Today’s Times (£) carries the latest attack by Sir David Normington, the Commissioner for Public Appointments, on the Government over patronage.

Sir David has accused John Whittingdale, the Culture Secretary, of trying to shoehorn a Conservative supporter into a “prominent position” at the National Portrait Gallery. This, the Commissioner informs us, is not on.

This is not the first time Sir David has taken the Government to task over appointments, and only ten days ago Charles Moore set out in the Telegraph why he should be opposed.

In short: that taking the power of patronage out of the hands of elected politicians simply vests it with unelected civil servants, which in turn produces recruitment biases just as powerful as officially partisan recruitment.

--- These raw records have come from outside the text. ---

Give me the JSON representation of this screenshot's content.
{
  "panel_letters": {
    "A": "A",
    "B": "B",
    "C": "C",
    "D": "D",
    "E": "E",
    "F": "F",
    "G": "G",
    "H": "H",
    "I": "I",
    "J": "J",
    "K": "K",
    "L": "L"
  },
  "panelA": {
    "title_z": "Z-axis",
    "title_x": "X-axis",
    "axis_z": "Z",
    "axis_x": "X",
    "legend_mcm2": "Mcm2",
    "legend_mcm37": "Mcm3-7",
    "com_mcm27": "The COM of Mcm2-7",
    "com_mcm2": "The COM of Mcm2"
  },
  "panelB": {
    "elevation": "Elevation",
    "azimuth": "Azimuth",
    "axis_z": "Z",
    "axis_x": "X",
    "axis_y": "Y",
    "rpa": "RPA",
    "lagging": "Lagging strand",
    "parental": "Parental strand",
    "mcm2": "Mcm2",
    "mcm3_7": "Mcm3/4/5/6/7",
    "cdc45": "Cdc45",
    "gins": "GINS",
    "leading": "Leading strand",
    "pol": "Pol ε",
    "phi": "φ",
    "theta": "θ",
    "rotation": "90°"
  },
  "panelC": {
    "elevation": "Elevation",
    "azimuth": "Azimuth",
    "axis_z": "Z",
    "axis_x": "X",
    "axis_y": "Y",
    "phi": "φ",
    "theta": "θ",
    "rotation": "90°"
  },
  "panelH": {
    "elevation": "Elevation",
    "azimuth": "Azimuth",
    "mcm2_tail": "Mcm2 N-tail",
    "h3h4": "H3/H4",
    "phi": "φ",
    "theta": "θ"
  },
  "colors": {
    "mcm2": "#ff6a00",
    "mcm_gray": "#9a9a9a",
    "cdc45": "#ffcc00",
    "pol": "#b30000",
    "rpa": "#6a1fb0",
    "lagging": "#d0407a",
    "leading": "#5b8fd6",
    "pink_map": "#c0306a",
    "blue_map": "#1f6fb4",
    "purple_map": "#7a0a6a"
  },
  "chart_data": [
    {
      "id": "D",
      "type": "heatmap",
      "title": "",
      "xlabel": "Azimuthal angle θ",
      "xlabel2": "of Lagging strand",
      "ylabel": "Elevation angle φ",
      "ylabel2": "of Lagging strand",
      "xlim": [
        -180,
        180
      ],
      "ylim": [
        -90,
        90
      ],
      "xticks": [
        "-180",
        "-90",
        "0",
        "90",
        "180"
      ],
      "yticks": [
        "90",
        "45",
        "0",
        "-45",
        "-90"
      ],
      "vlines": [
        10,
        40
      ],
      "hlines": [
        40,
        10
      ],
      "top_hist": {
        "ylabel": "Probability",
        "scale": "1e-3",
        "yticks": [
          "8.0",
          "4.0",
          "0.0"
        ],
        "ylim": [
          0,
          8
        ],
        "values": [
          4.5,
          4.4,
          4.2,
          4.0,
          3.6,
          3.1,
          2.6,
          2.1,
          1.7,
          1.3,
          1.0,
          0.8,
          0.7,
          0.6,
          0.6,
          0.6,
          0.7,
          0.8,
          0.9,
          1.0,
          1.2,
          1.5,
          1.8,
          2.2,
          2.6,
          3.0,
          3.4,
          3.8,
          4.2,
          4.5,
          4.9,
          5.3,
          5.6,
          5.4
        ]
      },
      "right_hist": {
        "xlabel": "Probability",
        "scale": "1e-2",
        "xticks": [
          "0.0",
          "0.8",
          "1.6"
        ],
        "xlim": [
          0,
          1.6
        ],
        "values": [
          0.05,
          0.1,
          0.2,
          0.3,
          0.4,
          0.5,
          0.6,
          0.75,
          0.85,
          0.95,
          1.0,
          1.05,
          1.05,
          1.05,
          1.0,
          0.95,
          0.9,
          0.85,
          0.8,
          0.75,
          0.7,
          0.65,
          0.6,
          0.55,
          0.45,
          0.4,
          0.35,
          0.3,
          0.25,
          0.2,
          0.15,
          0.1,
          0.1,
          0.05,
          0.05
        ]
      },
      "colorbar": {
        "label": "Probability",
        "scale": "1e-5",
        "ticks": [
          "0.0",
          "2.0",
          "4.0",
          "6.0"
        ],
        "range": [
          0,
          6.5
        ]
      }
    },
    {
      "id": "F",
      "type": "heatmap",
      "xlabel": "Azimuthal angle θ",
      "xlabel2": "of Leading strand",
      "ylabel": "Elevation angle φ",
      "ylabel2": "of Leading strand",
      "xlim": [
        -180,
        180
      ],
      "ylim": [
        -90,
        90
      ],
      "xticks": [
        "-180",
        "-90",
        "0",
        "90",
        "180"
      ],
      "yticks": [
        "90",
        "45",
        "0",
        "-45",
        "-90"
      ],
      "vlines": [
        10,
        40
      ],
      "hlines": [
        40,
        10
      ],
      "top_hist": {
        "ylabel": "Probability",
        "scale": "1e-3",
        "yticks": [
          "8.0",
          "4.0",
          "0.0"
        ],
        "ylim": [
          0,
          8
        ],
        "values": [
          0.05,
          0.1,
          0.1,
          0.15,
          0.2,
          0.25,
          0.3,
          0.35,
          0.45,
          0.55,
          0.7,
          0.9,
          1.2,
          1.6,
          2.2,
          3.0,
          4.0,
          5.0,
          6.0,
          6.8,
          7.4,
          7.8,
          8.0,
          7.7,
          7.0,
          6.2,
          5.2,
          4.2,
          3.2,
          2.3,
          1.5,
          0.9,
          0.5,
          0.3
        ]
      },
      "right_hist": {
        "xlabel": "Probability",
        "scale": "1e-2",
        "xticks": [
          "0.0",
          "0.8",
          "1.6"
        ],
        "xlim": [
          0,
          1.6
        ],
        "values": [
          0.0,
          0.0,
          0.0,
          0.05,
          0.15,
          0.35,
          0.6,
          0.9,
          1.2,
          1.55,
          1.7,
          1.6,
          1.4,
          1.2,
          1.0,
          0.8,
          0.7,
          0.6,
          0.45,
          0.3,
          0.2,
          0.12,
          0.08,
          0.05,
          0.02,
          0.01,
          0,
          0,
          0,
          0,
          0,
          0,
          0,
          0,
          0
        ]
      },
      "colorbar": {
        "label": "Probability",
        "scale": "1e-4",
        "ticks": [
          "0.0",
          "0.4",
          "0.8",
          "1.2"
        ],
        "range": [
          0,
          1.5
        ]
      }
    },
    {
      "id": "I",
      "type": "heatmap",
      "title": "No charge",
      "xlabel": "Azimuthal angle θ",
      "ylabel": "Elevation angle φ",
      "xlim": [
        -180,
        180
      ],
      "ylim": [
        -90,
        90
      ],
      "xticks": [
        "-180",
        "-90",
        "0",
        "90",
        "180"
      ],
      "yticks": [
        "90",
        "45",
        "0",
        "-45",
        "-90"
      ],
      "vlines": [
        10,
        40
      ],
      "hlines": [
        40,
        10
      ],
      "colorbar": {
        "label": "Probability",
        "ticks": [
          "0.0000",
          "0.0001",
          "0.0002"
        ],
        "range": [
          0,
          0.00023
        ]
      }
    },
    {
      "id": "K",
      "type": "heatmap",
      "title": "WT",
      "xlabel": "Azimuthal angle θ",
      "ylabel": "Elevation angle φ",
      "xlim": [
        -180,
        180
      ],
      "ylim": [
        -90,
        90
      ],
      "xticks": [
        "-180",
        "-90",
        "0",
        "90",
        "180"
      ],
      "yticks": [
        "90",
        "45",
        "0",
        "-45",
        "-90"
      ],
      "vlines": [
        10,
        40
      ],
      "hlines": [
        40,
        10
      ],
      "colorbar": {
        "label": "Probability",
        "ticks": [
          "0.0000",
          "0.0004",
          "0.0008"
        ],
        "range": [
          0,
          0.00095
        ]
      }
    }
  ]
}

This should be obvious to anybody who takes a few seconds to think about it. We’re not handing the power to angels, or philosopher princes, or perfectly-programmed computers, after all, but to people steeped in the very particular culture of the Civil Service.

Here at ConservativeHome, we’re firm believers in political appointees. Getting a grip on the appointments system was point five on our post-election ‘Securing the Majority’ series, and we run a fortnightly column which explicitly aims to encourage Conservative supporters to apply for public appointments (latest out just this morning!).

Believe it or not (and many will not), this is not just about the fact that Conservative sympathisers find it very difficult to cut through an appointments system dominated by the public sector ethos of Sir David et al. There is also a very strong democratic case for a return to “the days of political and personal patronage” so abhorred by the Commissioner.

As the size and scope of the state increases – as it inexorably seems to – it becomes harder to subject to comprehensive democratic scrutiny and control. This is not a modern concern, nor a Tory one: you can trace the argument back through Yes Minister in the 1980s to the published diaries of Richard Crossman, the 1960s Labour minister, which inspired the show.

The result is that more and more parts of the government, or at least the state, simply tick along regardless of which party is in office. MPs, already pressed for time and sadly insistent on further trimming their working week to be “family friendly”, can’t hope to oversee it all.

Even if the people filling these roles were paragons of disinterested efficiency, it would be a troubling development in democratic terms.

But public appointees are people, with political biases and beliefs, who are often not averse to drawing on the authority of their ‘independent’ position to enter the public arena whilst shielding themselves from criticism – see the furore over the decision not to re-appoint Sally Morgan, a Labour peeress, as head of Ofsted.

There are going to be biases in any system of public appointments. But it seems far easier to justify the biases of an elected government, with a mandate from the electorate, than the biases of Sir David and the civil service, which have no mandate at all, or those of the previous Government, which the voters have rejected.

It simply does not make democratic sense to leave so many creatures of the ancien régime in place to thwart your programme.

Making appointments explicitly political also makes the system more transparent: the political credentials and beliefs of public officials will be out in the open, and the public will not have their standard desire for sceptical scrutiny misdirected or disabled by the word “independent”.

If the Government is guilty of anything, it is of not being ambitious enough in its drive to dismantle Labour’s ‘deep state’ – built up over 13 years in office – and replace it with one which can help this administration to deliver its own agenda.

At the very least, Whittingdale ought to publicly rebuke Sir David and remind him – as Paul Goodman reminded us in our ‘Securing the Majority’ series – that public appointments are ultimately ministerial patronage whether he likes it or not.

Then the Government should move towards a system whereby politically important positions are made explicitly political appointments, and establish either a convention or a rule that these roles will be vacated when a new Government takes office.

Yes, it’s patronage. But politics and government is the right place for it. The technocratic approach is a fallacy because in government, unlike in a corporation or charity, there isn’t long-term uniformity of vision which allows you to make appointments solely on the basis of qualifications and experience.

An applicant’s politics matter and must be considered – and when there is a change of government, reconsidered.